Ante la ausencia total de custodia, el denunciante permaneció personalmente con su hermano desde las 15:00 horas del día 23 hasta las 10:30 horas del día 24, sin descanso, para evitar una posible fuga, autolesiones o daños a terceros, faltando a su trabajo “porque la Policía Nacional no hizo el suyo”.

Los vigilantes de seguridad del hospital reconocieron que la custodia correspondía a la Policía Nacional y que el traslado debió realizarse en ambulancia medicalizada.

El testimonio del agredido

Tras su estancia en los calabozos, una vez finalizado el juicio y ya más relajado junto a su hermano, el afectado relató posteriormente, quedando constancia en una grabación realizada durante su ingreso hospitalario, que fue sometido a varios cacheos, uno de ellos en la zona de los baños, fuera del alcance de las cámaras.

Según su testimonio, fue obligado a desnudarse parcialmente, sufrió la manipulación de sus partes íntimas y fue rodeado por varios agentes, encontrándose completamente indefenso.

Asegura además haber recibido golpes que le causaron contusiones no existentes con anterioridad, así como burlas y comentarios vejatorios, incluidos de carácter religioso en tono de burla. Todo esto queda recogido en la denuncia presentada ante la Guardia Civil.

Reclamación sanitaria

En cuanto a la atención sanitaria, se denuncia que fue trasladado al servicio SUAP de Ceuta sin ambulancia medicalizada y bajo custodia policial. Según la reclamación presentada ante Ingesa, los agentes presionaron al personal sanitario para administrar una sedación superior a la prescrita inicialmente.

Pínchale otra”, dice el paciente que escuchaba decir a los agentes a los sanitarios que lo atendieron.

Sedación extrema

El personal de enfermería habría administrado hasta siete inyecciones de distintos fármacos, según cuenta el afectado en un audio al que El Faro ha podido tener acceso, lo que habría provocado un estado de sedación extrema.

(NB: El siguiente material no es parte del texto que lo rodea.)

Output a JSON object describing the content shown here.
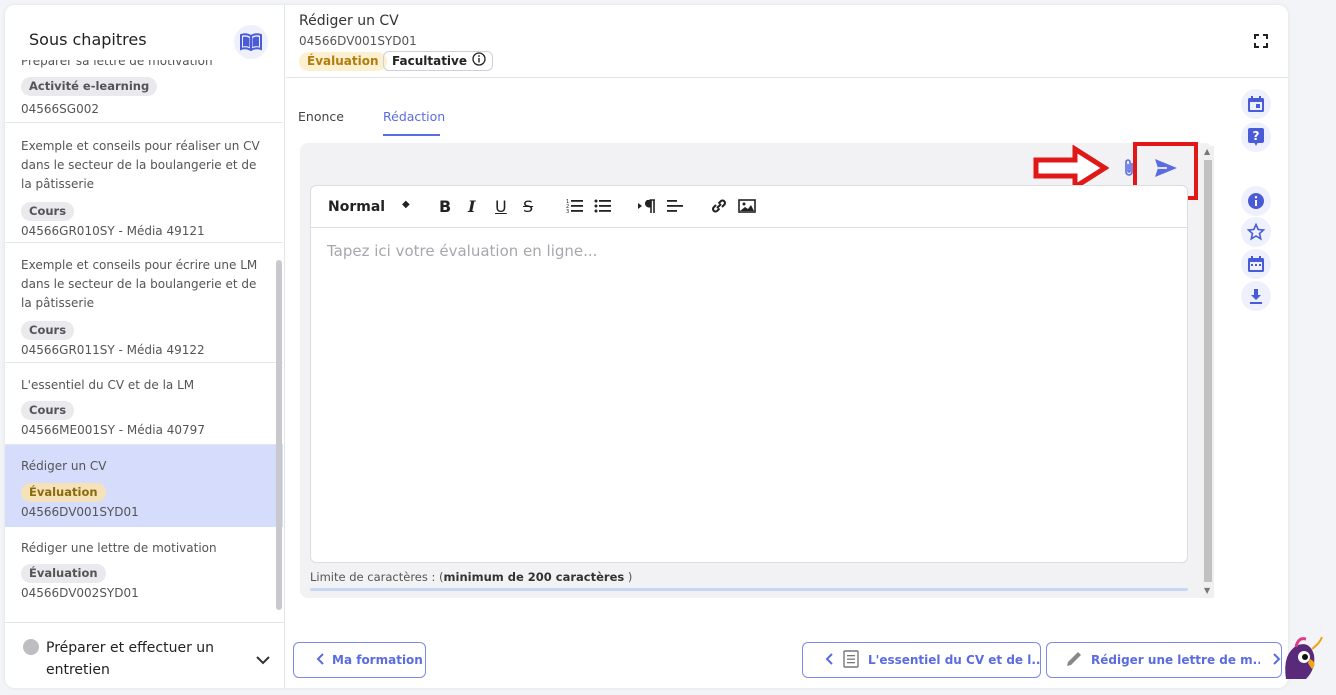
{
  "sidebar": {
    "title": "Sous chapitres",
    "items": [
      {
        "title": "Préparer sa lettre de motivation",
        "badge": "Activité e-learning",
        "code": "04566SG002"
      },
      {
        "title": "Exemple et conseils pour réaliser un CV dans le secteur de la boulangerie et de la pâtisserie",
        "badge": "Cours",
        "code": "04566GR010SY - Média 49121"
      },
      {
        "title": "Exemple et conseils pour écrire une LM dans le secteur de la boulangerie et de la pâtisserie",
        "badge": "Cours",
        "code": "04566GR011SY - Média 49122"
      },
      {
        "title": "L'essentiel du CV et de la LM",
        "badge": "Cours",
        "code": "04566ME001SY - Média 40797"
      },
      {
        "title": "Rédiger un CV",
        "badge": "Évaluation",
        "code": "04566DV001SYD01",
        "active": true
      },
      {
        "title": "Rédiger une lettre de motivation",
        "badge": "Évaluation",
        "code": "04566DV002SYD01"
      }
    ],
    "footer": {
      "label": "Préparer et effectuer un entretien"
    }
  },
  "header": {
    "title": "Rédiger un CV",
    "code": "04566DV001SYD01",
    "badge_eval": "Évaluation",
    "badge_optional": "Facultative"
  },
  "tabs": [
    {
      "label": "Enonce"
    },
    {
      "label": "Rédaction",
      "active": true
    }
  ],
  "editor": {
    "format_select": "Normal",
    "placeholder": "Tapez ici votre évaluation en ligne...",
    "limit_prefix": "Limite de caractères : (",
    "limit_bold": "minimum de 200 caractères",
    "limit_suffix": " )"
  },
  "nav": {
    "back_label": "Ma formation",
    "prev_label": "L'essentiel du CV et de l...",
    "next_label": "Rédiger une lettre de m..."
  },
  "colors": {
    "accent": "#5b6ce0",
    "highlight": "#e01818",
    "active_item": "#d6dcfb"
  }
}
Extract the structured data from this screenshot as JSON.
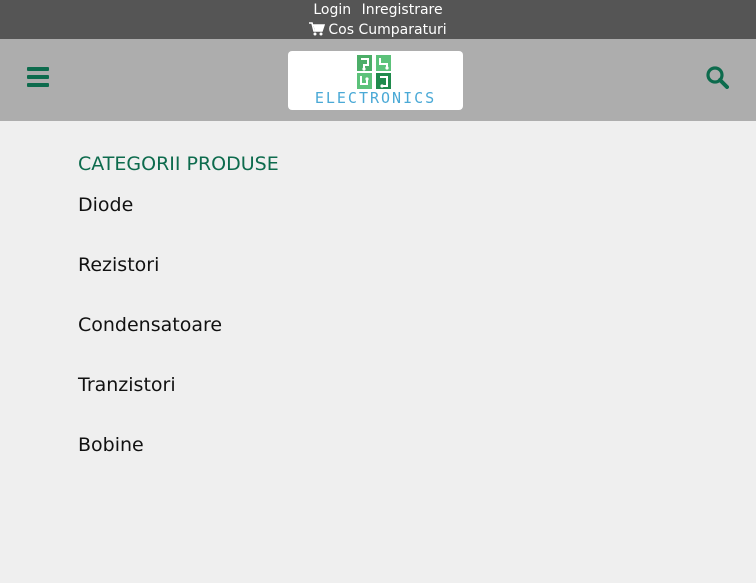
{
  "topbar": {
    "login_label": "Login",
    "register_label": "Inregistrare",
    "cart_label": "Cos Cumparaturi"
  },
  "header": {
    "logo_text": "ELECTRONICS",
    "menu_icon": "hamburger-menu-icon",
    "search_icon": "search-icon"
  },
  "categories": {
    "title": "CATEGORII PRODUSE",
    "items": [
      {
        "label": "Diode"
      },
      {
        "label": "Rezistori"
      },
      {
        "label": "Condensatoare"
      },
      {
        "label": "Tranzistori"
      },
      {
        "label": "Bobine"
      }
    ]
  },
  "colors": {
    "topbar_bg": "#555555",
    "header_bg": "#adadad",
    "page_bg": "#efefef",
    "accent_green": "#0d6b4d",
    "logo_blue": "#4aa9d6"
  }
}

La familia ha solicitado la identificación del personal sanitario interviniente, el historial completo de administración de la medicación, la elaboración de un informe de lesiones que acrediten los golpes que el afectado habría recibido supuestamente durante su estancia en los calabozos y la apertura de expedientes disciplinarios por presunta mala praxis.

Una administración pobre

Finalmente, hoy 27 de enero, el centro psiquiátrico de Jerez al que fue desplazado, ha contactado con la familia para informar de que la documentación remitida desde la sanidad ceutí no sería suficiente para garantizar el internamiento, advirtiendo incluso de una posible alta inmediata.

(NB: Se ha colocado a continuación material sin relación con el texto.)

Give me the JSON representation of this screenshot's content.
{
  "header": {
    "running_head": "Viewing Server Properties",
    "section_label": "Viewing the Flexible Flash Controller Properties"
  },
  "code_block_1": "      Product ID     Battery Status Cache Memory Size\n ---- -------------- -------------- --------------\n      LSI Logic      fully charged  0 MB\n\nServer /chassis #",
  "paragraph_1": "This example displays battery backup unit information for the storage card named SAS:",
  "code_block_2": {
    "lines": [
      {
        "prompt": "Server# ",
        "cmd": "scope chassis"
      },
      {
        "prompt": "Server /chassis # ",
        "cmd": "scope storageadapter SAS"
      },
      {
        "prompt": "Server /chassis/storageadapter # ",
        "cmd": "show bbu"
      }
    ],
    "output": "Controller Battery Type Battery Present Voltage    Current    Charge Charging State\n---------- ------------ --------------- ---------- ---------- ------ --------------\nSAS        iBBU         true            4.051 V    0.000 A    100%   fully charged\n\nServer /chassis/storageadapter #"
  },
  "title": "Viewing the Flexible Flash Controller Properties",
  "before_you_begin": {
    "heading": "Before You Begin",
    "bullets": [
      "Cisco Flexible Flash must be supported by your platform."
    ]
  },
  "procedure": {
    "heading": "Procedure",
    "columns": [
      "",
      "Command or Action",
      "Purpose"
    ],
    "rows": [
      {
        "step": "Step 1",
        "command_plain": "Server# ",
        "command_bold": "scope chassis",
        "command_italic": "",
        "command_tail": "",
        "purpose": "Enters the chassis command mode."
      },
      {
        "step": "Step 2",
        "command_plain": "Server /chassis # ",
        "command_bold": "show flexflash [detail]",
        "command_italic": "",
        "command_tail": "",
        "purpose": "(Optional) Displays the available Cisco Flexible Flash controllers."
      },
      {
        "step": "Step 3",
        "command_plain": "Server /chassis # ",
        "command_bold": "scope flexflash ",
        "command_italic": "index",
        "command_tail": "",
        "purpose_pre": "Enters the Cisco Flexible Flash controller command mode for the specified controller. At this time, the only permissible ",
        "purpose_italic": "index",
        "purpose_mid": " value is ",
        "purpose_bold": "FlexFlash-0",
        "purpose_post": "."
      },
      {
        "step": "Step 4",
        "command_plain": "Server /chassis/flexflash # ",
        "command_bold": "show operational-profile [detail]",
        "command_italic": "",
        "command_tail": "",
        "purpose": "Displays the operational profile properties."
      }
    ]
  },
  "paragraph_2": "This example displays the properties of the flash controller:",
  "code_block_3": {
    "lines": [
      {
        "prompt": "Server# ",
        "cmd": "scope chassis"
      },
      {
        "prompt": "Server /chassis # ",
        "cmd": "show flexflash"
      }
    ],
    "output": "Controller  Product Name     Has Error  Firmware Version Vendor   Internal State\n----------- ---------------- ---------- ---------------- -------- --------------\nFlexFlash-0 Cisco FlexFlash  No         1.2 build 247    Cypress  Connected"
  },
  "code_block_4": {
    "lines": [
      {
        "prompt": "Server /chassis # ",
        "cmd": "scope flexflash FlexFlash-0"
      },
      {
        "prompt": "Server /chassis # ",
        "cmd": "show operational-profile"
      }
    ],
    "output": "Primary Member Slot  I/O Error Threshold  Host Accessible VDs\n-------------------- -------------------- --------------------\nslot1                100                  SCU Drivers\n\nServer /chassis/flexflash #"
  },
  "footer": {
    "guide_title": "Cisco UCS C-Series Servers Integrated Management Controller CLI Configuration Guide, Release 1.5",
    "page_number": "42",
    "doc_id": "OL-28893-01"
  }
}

Esta comunicación ha incrementado la indignación de la familia, que denuncia una sucesión de incongruencias administrativas, sanitarias y policiales cuyas consecuencias, aseguran, continúan a día de hoy.

El denunciante ha solicitado que los hechos sean investigados, que se pongan nombres y apellidos a estas irresponsabilidades y que se adopten medidas urgentes para evitar que situaciones similares vuelvan a repetirse en Ceuta.